Isaac Bonga is as raw as anyone in this class, but he's an extremely intriguing prospect. He's 6'8", handles the ball well, and contributed in Germany at four different positions. At only 18, Charlotte could stash him overseas for a year or two, but he's certainly worth rolling the dice on at #55.

56. Philadelphia 76ers: Sviatoslav Mykhailuk, SG, Kansas

With a name like Sviatoslav Mykhailuk, many fans might assume he's coming from Europe to play. He was actually an incredible 3-point shooter at Kansas last year, and although he may not become much more than a plug-and-shoot reserve player, Philadelphia has nothing to lose by taking him here.

57. Oklahoma City Thunder: Keenan Evans, PG/SG, Texas Tech

Ray Felton is gone, leaving no Point Guards on the bench behind Russell Westrbrook. Keenan Evans is a score-first combo guard from Texas Tech who will have to improve his defense in order to fight for the #2 Point Guard spot.

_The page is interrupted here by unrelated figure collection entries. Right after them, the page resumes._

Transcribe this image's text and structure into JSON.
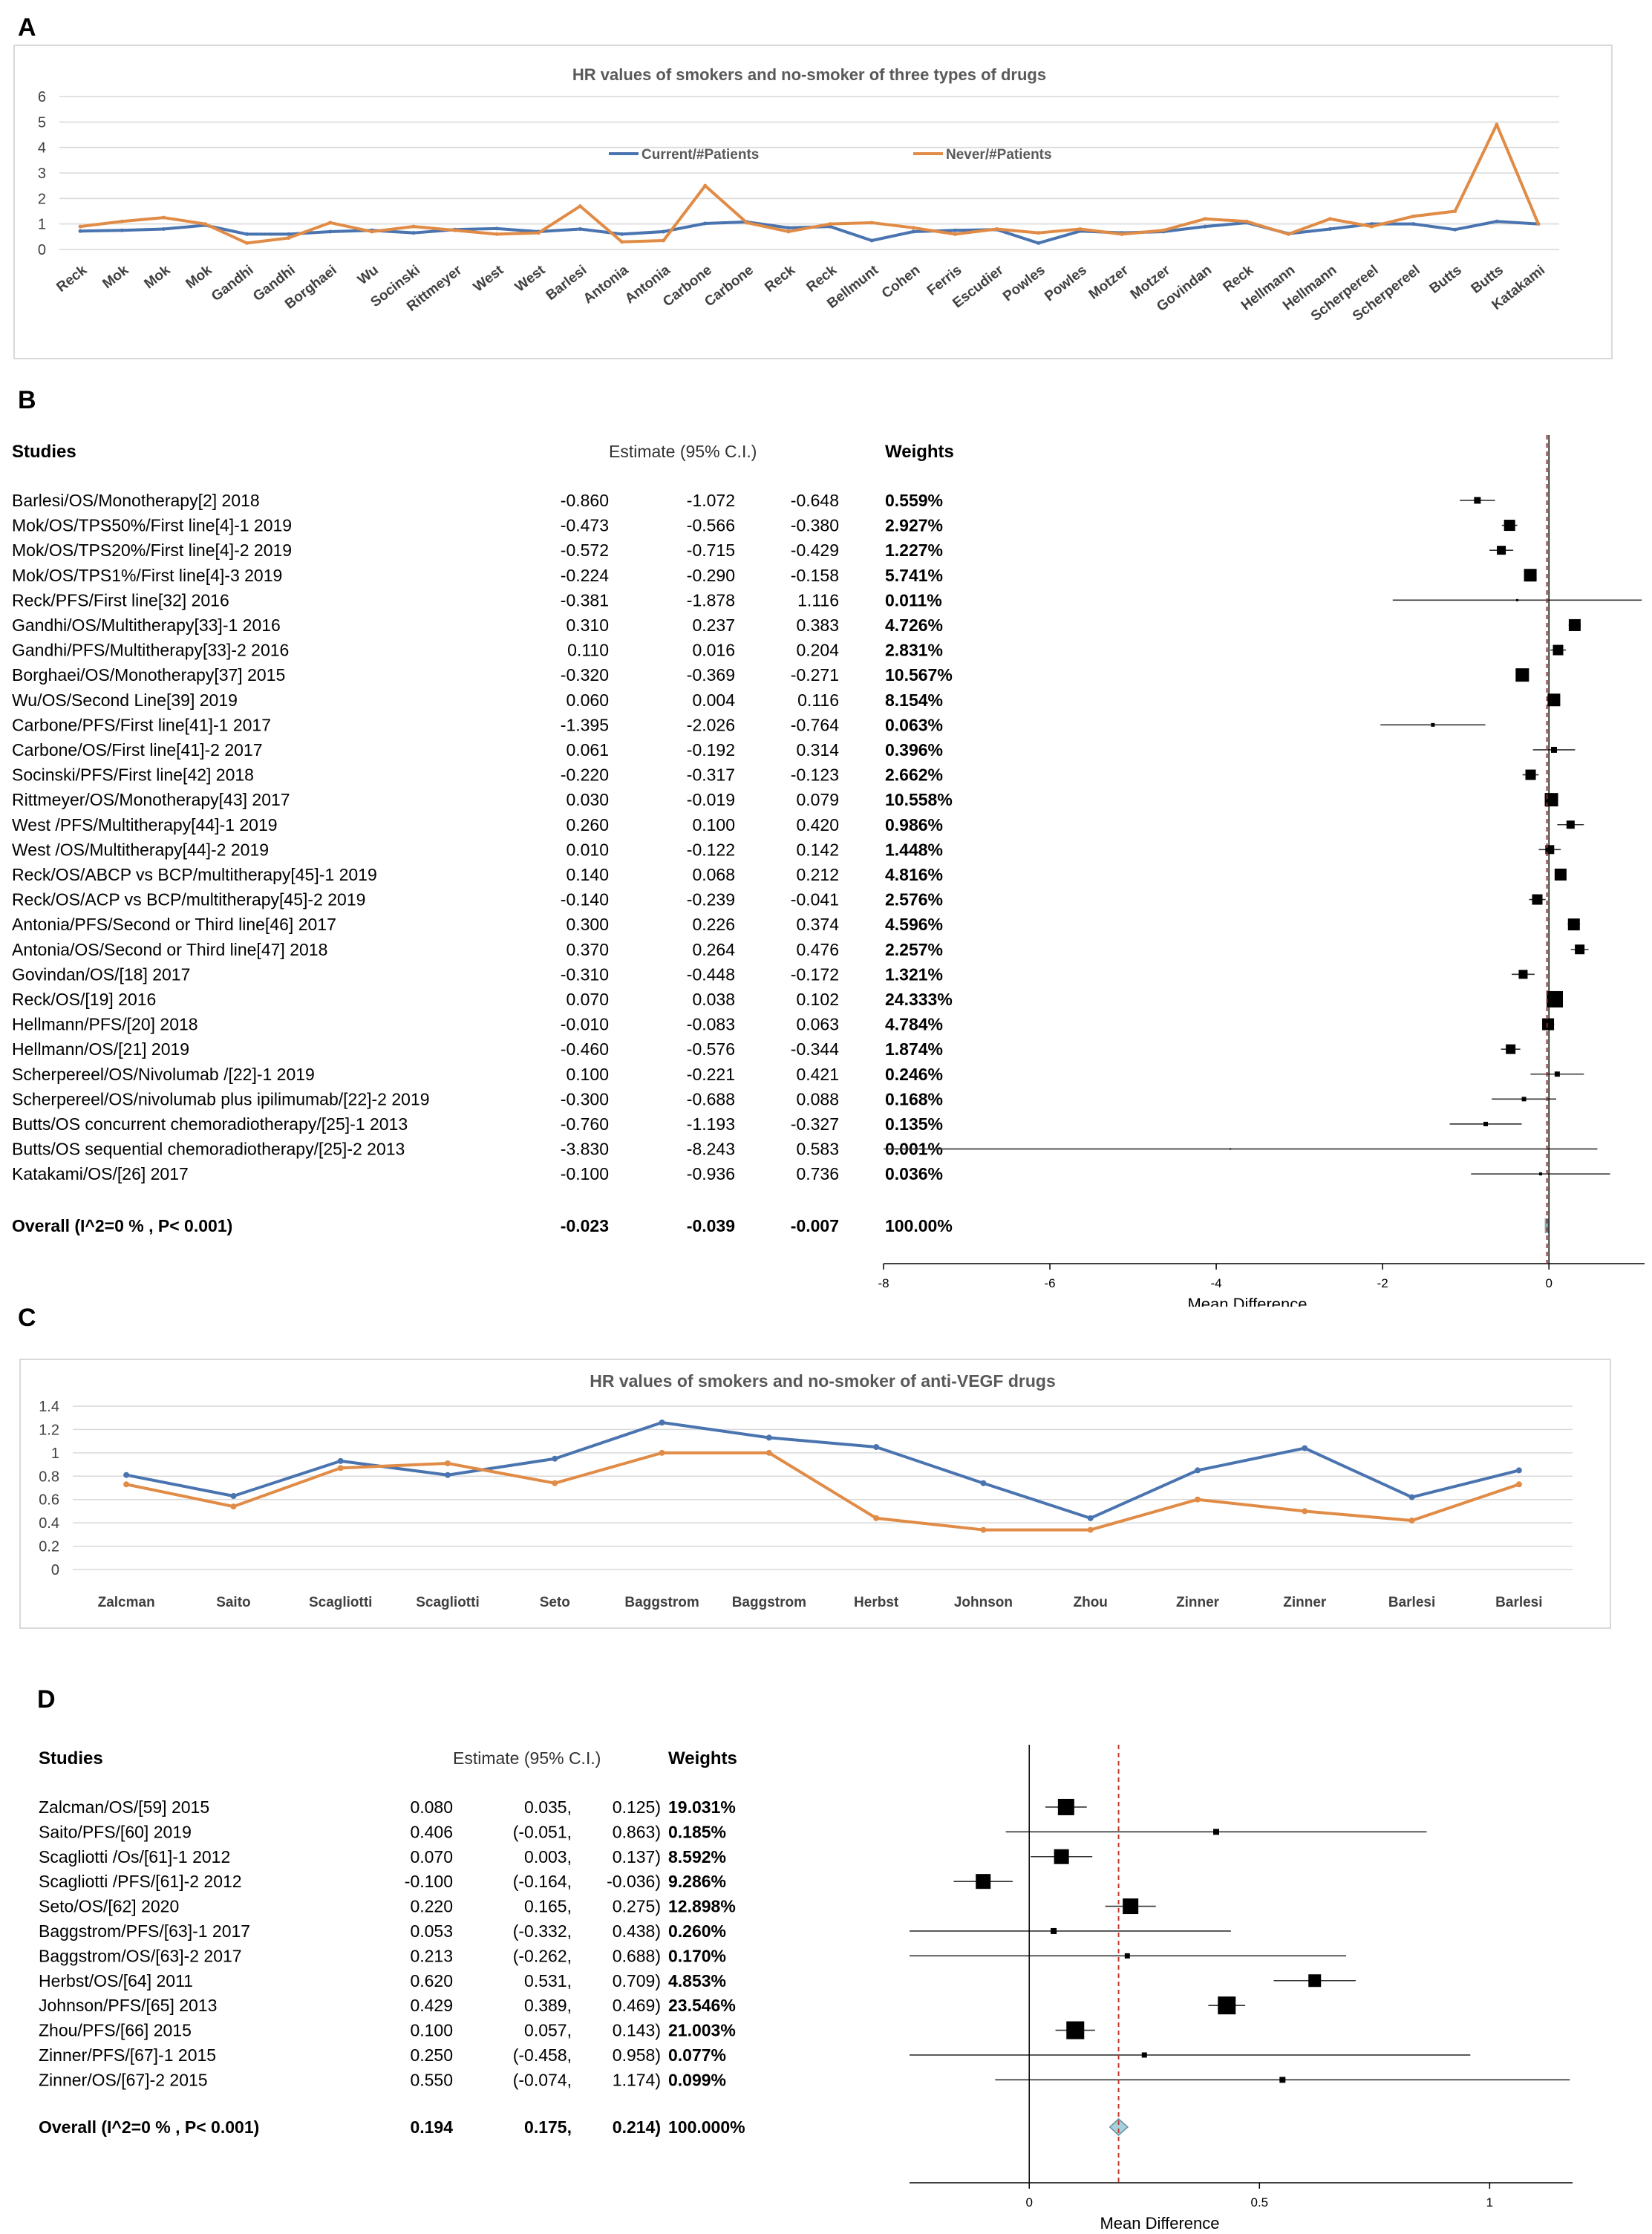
{
  "panels": {
    "a": "A",
    "b": "B",
    "c": "C",
    "d": "D"
  },
  "chart_a": {
    "type": "line",
    "title": "HR values of smokers and no-smoker of three types of drugs",
    "categories": [
      "Reck",
      "Mok",
      "Mok",
      "Mok",
      "Gandhi",
      "Gandhi",
      "Borghaei",
      "Wu",
      "Socinski",
      "Rittmeyer",
      "West",
      "West",
      "Barlesi",
      "Antonia",
      "Antonia",
      "Carbone",
      "Carbone",
      "Reck",
      "Reck",
      "Bellmunt",
      "Cohen",
      "Ferris",
      "Escudier",
      "Powles",
      "Powles",
      "Motzer",
      "Motzer",
      "Govindan",
      "Reck",
      "Hellmann",
      "Hellmann",
      "Scherpereel",
      "Scherpereel",
      "Butts",
      "Butts",
      "Katakami"
    ],
    "ylim": [
      0,
      6
    ],
    "yticks": [
      "0",
      "1",
      "2",
      "3",
      "4",
      "5",
      "6"
    ],
    "series": [
      {
        "name": "Current/#Patients",
        "color": "#4a74b0",
        "values": [
          0.72,
          0.75,
          0.8,
          0.95,
          0.6,
          0.6,
          0.7,
          0.75,
          0.65,
          0.78,
          0.82,
          0.7,
          0.8,
          0.6,
          0.7,
          1.02,
          1.08,
          0.85,
          0.9,
          0.35,
          0.7,
          0.75,
          0.78,
          0.25,
          0.72,
          0.65,
          0.7,
          0.9,
          1.05,
          0.62,
          0.8,
          1.0,
          1.0,
          0.78,
          1.1,
          1.0
        ]
      },
      {
        "name": "Never/#Patients",
        "color": "#e08b46",
        "values": [
          0.9,
          1.1,
          1.25,
          1.0,
          0.25,
          0.45,
          1.05,
          0.7,
          0.9,
          0.75,
          0.6,
          0.65,
          1.7,
          0.3,
          0.35,
          2.5,
          1.05,
          0.7,
          1.0,
          1.05,
          0.85,
          0.6,
          0.8,
          0.65,
          0.8,
          0.6,
          0.75,
          1.2,
          1.1,
          0.6,
          1.2,
          0.9,
          1.3,
          1.5,
          4.9,
          1.0
        ]
      }
    ]
  },
  "forest_b": {
    "header": {
      "studies": "Studies",
      "estimate": "Estimate (95% C.I.)",
      "weights": "Weights"
    },
    "xlabel": "Mean Difference",
    "xticks": [
      "-8",
      "-6",
      "-4",
      "-2",
      "0"
    ],
    "xlim": [
      -8,
      1.15
    ],
    "rows": [
      {
        "label": "Barlesi/OS/Monotherapy[2] 2018",
        "est": "-0.860",
        "lo": "-1.072",
        "hi": "-0.648",
        "w": "0.559%",
        "e": -0.86,
        "l": -1.072,
        "h": -0.648,
        "s": 9
      },
      {
        "label": "Mok/OS/TPS50%/First line[4]-1 2019",
        "est": "-0.473",
        "lo": "-0.566",
        "hi": "-0.380",
        "w": "2.927%",
        "e": -0.473,
        "l": -0.566,
        "h": -0.38,
        "s": 15
      },
      {
        "label": "Mok/OS/TPS20%/First line[4]-2 2019",
        "est": "-0.572",
        "lo": "-0.715",
        "hi": "-0.429",
        "w": "1.227%",
        "e": -0.572,
        "l": -0.715,
        "h": -0.429,
        "s": 12
      },
      {
        "label": "Mok/OS/TPS1%/First line[4]-3  2019",
        "est": "-0.224",
        "lo": "-0.290",
        "hi": "-0.158",
        "w": "5.741%",
        "e": -0.224,
        "l": -0.29,
        "h": -0.158,
        "s": 17
      },
      {
        "label": "Reck/PFS/First line[32] 2016",
        "est": "-0.381",
        "lo": "-1.878",
        "hi": "1.116",
        "w": "0.011%",
        "e": -0.381,
        "l": -1.878,
        "h": 1.116,
        "s": 3
      },
      {
        "label": "Gandhi/OS/Multitherapy[33]-1 2016",
        "est": "0.310",
        "lo": "0.237",
        "hi": "0.383",
        "w": "4.726%",
        "e": 0.31,
        "l": 0.237,
        "h": 0.383,
        "s": 16
      },
      {
        "label": "Gandhi/PFS/Multitherapy[33]-2 2016",
        "est": "0.110",
        "lo": "0.016",
        "hi": "0.204",
        "w": "2.831%",
        "e": 0.11,
        "l": 0.016,
        "h": 0.204,
        "s": 14
      },
      {
        "label": "Borghaei/OS/Monotherapy[37] 2015",
        "est": "-0.320",
        "lo": "-0.369",
        "hi": "-0.271",
        "w": "10.567%",
        "e": -0.32,
        "l": -0.369,
        "h": -0.271,
        "s": 18
      },
      {
        "label": "Wu/OS/Second Line[39] 2019",
        "est": "0.060",
        "lo": "0.004",
        "hi": "0.116",
        "w": "8.154%",
        "e": 0.06,
        "l": 0.004,
        "h": 0.116,
        "s": 17
      },
      {
        "label": "Carbone/PFS/First line[41]-1 2017",
        "est": "-1.395",
        "lo": "-2.026",
        "hi": "-0.764",
        "w": "0.063%",
        "e": -1.395,
        "l": -2.026,
        "h": -0.764,
        "s": 5
      },
      {
        "label": "Carbone/OS/First line[41]-2 2017",
        "est": "0.061",
        "lo": "-0.192",
        "hi": "0.314",
        "w": "0.396%",
        "e": 0.061,
        "l": -0.192,
        "h": 0.314,
        "s": 8
      },
      {
        "label": "Socinski/PFS/First line[42] 2018",
        "est": "-0.220",
        "lo": "-0.317",
        "hi": "-0.123",
        "w": "2.662%",
        "e": -0.22,
        "l": -0.317,
        "h": -0.123,
        "s": 14
      },
      {
        "label": "Rittmeyer/OS/Monotherapy[43] 2017",
        "est": "0.030",
        "lo": "-0.019",
        "hi": "0.079",
        "w": "10.558%",
        "e": 0.03,
        "l": -0.019,
        "h": 0.079,
        "s": 18
      },
      {
        "label": "West /PFS/Multitherapy[44]-1 2019",
        "est": "0.260",
        "lo": "0.100",
        "hi": "0.420",
        "w": "0.986%",
        "e": 0.26,
        "l": 0.1,
        "h": 0.42,
        "s": 11
      },
      {
        "label": "West /OS/Multitherapy[44]-2 2019",
        "est": "0.010",
        "lo": "-0.122",
        "hi": "0.142",
        "w": "1.448%",
        "e": 0.01,
        "l": -0.122,
        "h": 0.142,
        "s": 12
      },
      {
        "label": "Reck/OS/ABCP vs BCP/multitherapy[45]-1 2019",
        "est": "0.140",
        "lo": "0.068",
        "hi": "0.212",
        "w": "4.816%",
        "e": 0.14,
        "l": 0.068,
        "h": 0.212,
        "s": 16
      },
      {
        "label": "Reck/OS/ACP vs BCP/multitherapy[45]-2 2019",
        "est": "-0.140",
        "lo": "-0.239",
        "hi": "-0.041",
        "w": "2.576%",
        "e": -0.14,
        "l": -0.239,
        "h": -0.041,
        "s": 14
      },
      {
        "label": "Antonia/PFS/Second or Third line[46] 2017",
        "est": "0.300",
        "lo": "0.226",
        "hi": "0.374",
        "w": "4.596%",
        "e": 0.3,
        "l": 0.226,
        "h": 0.374,
        "s": 16
      },
      {
        "label": "Antonia/OS/Second or Third line[47] 2018",
        "est": "0.370",
        "lo": "0.264",
        "hi": "0.476",
        "w": "2.257%",
        "e": 0.37,
        "l": 0.264,
        "h": 0.476,
        "s": 13
      },
      {
        "label": "Govindan/OS/[18] 2017",
        "est": "-0.310",
        "lo": "-0.448",
        "hi": "-0.172",
        "w": "1.321%",
        "e": -0.31,
        "l": -0.448,
        "h": -0.172,
        "s": 12
      },
      {
        "label": "Reck/OS/[19] 2016",
        "est": "0.070",
        "lo": "0.038",
        "hi": "0.102",
        "w": "24.333%",
        "e": 0.07,
        "l": 0.038,
        "h": 0.102,
        "s": 22
      },
      {
        "label": "Hellmann/PFS/[20] 2018",
        "est": "-0.010",
        "lo": "-0.083",
        "hi": "0.063",
        "w": "4.784%",
        "e": -0.01,
        "l": -0.083,
        "h": 0.063,
        "s": 16
      },
      {
        "label": "Hellmann/OS/[21] 2019",
        "est": "-0.460",
        "lo": "-0.576",
        "hi": "-0.344",
        "w": "1.874%",
        "e": -0.46,
        "l": -0.576,
        "h": -0.344,
        "s": 13
      },
      {
        "label": "Scherpereel/OS/Nivolumab /[22]-1 2019",
        "est": "0.100",
        "lo": "-0.221",
        "hi": "0.421",
        "w": "0.246%",
        "e": 0.1,
        "l": -0.221,
        "h": 0.421,
        "s": 7
      },
      {
        "label": "Scherpereel/OS/nivolumab plus ipilimumab/[22]-2 2019",
        "est": "-0.300",
        "lo": "-0.688",
        "hi": "0.088",
        "w": "0.168%",
        "e": -0.3,
        "l": -0.688,
        "h": 0.088,
        "s": 6
      },
      {
        "label": "Butts/OS concurrent chemoradiotherapy/[25]-1 2013",
        "est": "-0.760",
        "lo": "-1.193",
        "hi": "-0.327",
        "w": "0.135%",
        "e": -0.76,
        "l": -1.193,
        "h": -0.327,
        "s": 6
      },
      {
        "label": "Butts/OS sequential chemoradiotherapy/[25]-2 2013",
        "est": "-3.830",
        "lo": "-8.243",
        "hi": "0.583",
        "w": "0.001%",
        "e": -3.83,
        "l": -8.243,
        "h": 0.583,
        "s": 2
      },
      {
        "label": "Katakami/OS/[26] 2017",
        "est": "-0.100",
        "lo": "-0.936",
        "hi": "0.736",
        "w": "0.036%",
        "e": -0.1,
        "l": -0.936,
        "h": 0.736,
        "s": 4
      }
    ],
    "overall": {
      "label": "Overall (I^2=0 % , P< 0.001)",
      "est": "-0.023",
      "lo": "-0.039",
      "hi": "-0.007",
      "w": "100.00%",
      "e": -0.023,
      "l": -0.039,
      "h": -0.007
    }
  },
  "chart_c": {
    "type": "line",
    "title": "HR values of smokers and no-smoker of anti-VEGF drugs",
    "categories": [
      "Zalcman",
      "Saito",
      "Scagliotti",
      "Scagliotti",
      "Seto",
      "Baggstrom",
      "Baggstrom",
      "Herbst",
      "Johnson",
      "Zhou",
      "Zinner",
      "Zinner",
      "Barlesi",
      "Barlesi"
    ],
    "ylim": [
      0,
      1.4
    ],
    "yticks": [
      "0",
      "0.2",
      "0.4",
      "0.6",
      "0.8",
      "1",
      "1.2",
      "1.4"
    ],
    "series": [
      {
        "color": "#4a74b0",
        "values": [
          0.81,
          0.63,
          0.93,
          0.81,
          0.95,
          1.26,
          1.13,
          1.05,
          0.74,
          0.44,
          0.85,
          1.04,
          0.62,
          0.85
        ]
      },
      {
        "color": "#e08b46",
        "values": [
          0.73,
          0.54,
          0.87,
          0.91,
          0.74,
          1.0,
          1.0,
          0.44,
          0.34,
          0.34,
          0.6,
          0.5,
          0.42,
          0.73
        ]
      }
    ]
  },
  "forest_d": {
    "header": {
      "studies": "Studies",
      "estimate": "Estimate (95% C.I.)",
      "weights": "Weights"
    },
    "xlabel": "Mean Difference",
    "xticks": [
      "0",
      "0.5",
      "1"
    ],
    "xlim": [
      -0.26,
      1.18
    ],
    "rows": [
      {
        "label": "Zalcman/OS/[59] 2015",
        "est": "0.080",
        "lo": "0.035,",
        "hi": "0.125)",
        "w": "19.031%",
        "e": 0.08,
        "l": 0.035,
        "h": 0.125,
        "s": 22
      },
      {
        "label": "Saito/PFS/[60] 2019",
        "est": "0.406",
        "lo": "(-0.051,",
        "hi": "0.863)",
        "w": "0.185%",
        "e": 0.406,
        "l": -0.051,
        "h": 0.863,
        "s": 8
      },
      {
        "label": "Scagliotti /Os/[61]-1 2012",
        "est": "0.070",
        "lo": "0.003,",
        "hi": "0.137)",
        "w": "8.592%",
        "e": 0.07,
        "l": 0.003,
        "h": 0.137,
        "s": 20
      },
      {
        "label": "Scagliotti /PFS/[61]-2 2012",
        "est": "-0.100",
        "lo": "(-0.164,",
        "hi": "-0.036)",
        "w": "9.286%",
        "e": -0.1,
        "l": -0.164,
        "h": -0.036,
        "s": 20
      },
      {
        "label": "Seto/OS/[62] 2020",
        "est": "0.220",
        "lo": "0.165,",
        "hi": "0.275)",
        "w": "12.898%",
        "e": 0.22,
        "l": 0.165,
        "h": 0.275,
        "s": 21
      },
      {
        "label": "Baggstrom/PFS/[63]-1 2017",
        "est": "0.053",
        "lo": "(-0.332,",
        "hi": "0.438)",
        "w": "0.260%",
        "e": 0.053,
        "l": -0.332,
        "h": 0.438,
        "s": 8
      },
      {
        "label": "Baggstrom/OS/[63]-2 2017",
        "est": "0.213",
        "lo": "(-0.262,",
        "hi": "0.688)",
        "w": "0.170%",
        "e": 0.213,
        "l": -0.262,
        "h": 0.688,
        "s": 7
      },
      {
        "label": "Herbst/OS/[64] 2011",
        "est": "0.620",
        "lo": "0.531,",
        "hi": "0.709)",
        "w": "4.853%",
        "e": 0.62,
        "l": 0.531,
        "h": 0.709,
        "s": 17
      },
      {
        "label": "Johnson/PFS/[65] 2013",
        "est": "0.429",
        "lo": "0.389,",
        "hi": "0.469)",
        "w": "23.546%",
        "e": 0.429,
        "l": 0.389,
        "h": 0.469,
        "s": 24
      },
      {
        "label": "Zhou/PFS/[66] 2015",
        "est": "0.100",
        "lo": "0.057,",
        "hi": "0.143)",
        "w": "21.003%",
        "e": 0.1,
        "l": 0.057,
        "h": 0.143,
        "s": 24
      },
      {
        "label": "Zinner/PFS/[67]-1 2015",
        "est": "0.250",
        "lo": "(-0.458,",
        "hi": "0.958)",
        "w": "0.077%",
        "e": 0.25,
        "l": -0.458,
        "h": 0.958,
        "s": 7
      },
      {
        "label": "Zinner/OS/[67]-2 2015",
        "est": "0.550",
        "lo": "(-0.074,",
        "hi": "1.174)",
        "w": "0.099%",
        "e": 0.55,
        "l": -0.074,
        "h": 1.174,
        "s": 8
      }
    ],
    "overall": {
      "label": "Overall (I^2=0 % , P< 0.001)",
      "est": "0.194",
      "lo": "0.175,",
      "hi": "0.214)",
      "w": "100.000%",
      "e": 0.194,
      "l": 0.175,
      "h": 0.214
    }
  }
}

58. Denver Nuggets: Brian Bowen, SF, USA (19)

Brian Bowen was a Louisville commit who was ruled ineligible, then tried to transfer to South Carolina and was later ruled ineligible for the 2018/19 season there. He's a prolific scorer with no defensive game whatsoever, and he could use a year in the G League to hone in his overall skill set.

59. Phoenix Suns: Rawle Alkins, SG, Arizona

Phoenix took DeAndre Ayton, Aaron Holiday and Dzanan Musa already. They still have competition for back-ups at the 2, and Allonzo Trier would get to play with his old teammate Ayton again while also staying in state.

60. Philadelphia 76ers: Ray Spalding, PF/C, Louisville

Yes, Philly has yet another pick. Ray Spalding is a very raw Power Forward with the size to handle reps at the 5, and a year in the G League could do wonders for his development as a big man bench contributor.